X-Ray Tomography
TopoTome: Topology-informed unsupervised segmentation and analysis of 3D images

Biological systems are three-dimensional and complex. Images of biological 3D structures can be acquired using different imaging technologies and at increasing resolutions. However, identifying relevant structural features in complex 3D-imaged subjects remains a significant challenge. 3D image segmentation is usually performed using deep-learning segmentation models. Such models are trained on manually annotated and segmented, dataset-specific images. Consequently, such models rarely generalize across datasets. Here, we overcome these limitations with TopoTome, an unsupervised 3D image segmentation and analysis algorithm based on topological data analysis. TopoTome encodes the 3D image directly in topological space. It then performs unsupervised clustering to detect and segment features represented by salient voxel intensity gradients. We demonstrate on simple, complex, synthetic and real-world 3D image data that it outperforms all 3D clustering algorithms. Its segmentation ranks with or outperforms best-in-class deep learning 3D image segmentation software. Besides segmentation, it enables streamlined topological data analysis of 3D images.
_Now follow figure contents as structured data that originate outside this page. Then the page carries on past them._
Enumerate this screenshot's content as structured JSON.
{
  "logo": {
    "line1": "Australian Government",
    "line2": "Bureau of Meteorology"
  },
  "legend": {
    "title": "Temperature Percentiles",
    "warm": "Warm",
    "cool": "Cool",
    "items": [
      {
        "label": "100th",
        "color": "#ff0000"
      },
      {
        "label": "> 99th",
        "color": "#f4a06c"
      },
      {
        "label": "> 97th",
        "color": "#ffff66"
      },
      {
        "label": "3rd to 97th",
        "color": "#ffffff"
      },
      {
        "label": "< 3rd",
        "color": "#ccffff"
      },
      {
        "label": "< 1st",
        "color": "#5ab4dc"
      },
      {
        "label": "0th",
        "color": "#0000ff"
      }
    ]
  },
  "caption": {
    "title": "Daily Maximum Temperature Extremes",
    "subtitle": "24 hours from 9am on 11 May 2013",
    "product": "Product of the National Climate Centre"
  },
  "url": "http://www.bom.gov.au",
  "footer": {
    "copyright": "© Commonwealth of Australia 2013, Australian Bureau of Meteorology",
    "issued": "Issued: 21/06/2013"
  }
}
Owing to its conceptually different topological data analysis core, TopoTome does not need prior information and tuning to generalize across different imaging modalities, including fluorescence microscopy and X-ray computed tomography. We show it also readily generalizes across biological subjects, such as different species, organs and cells. TopoTome is thus one of the most versatile and accurate unsupervised 3D image segmentation algorithms.
Publications
• Bourgeat, S., Derveni F., Gamblin V., Bilgic E.N., Arslan F.N., Oates A., Aztekin C., Zenk F., Reis P.M., and Jaksic A.m., “TopoTome: Topology-informed unsupervised segmentation and analysis of 3D images”, submitted (2025).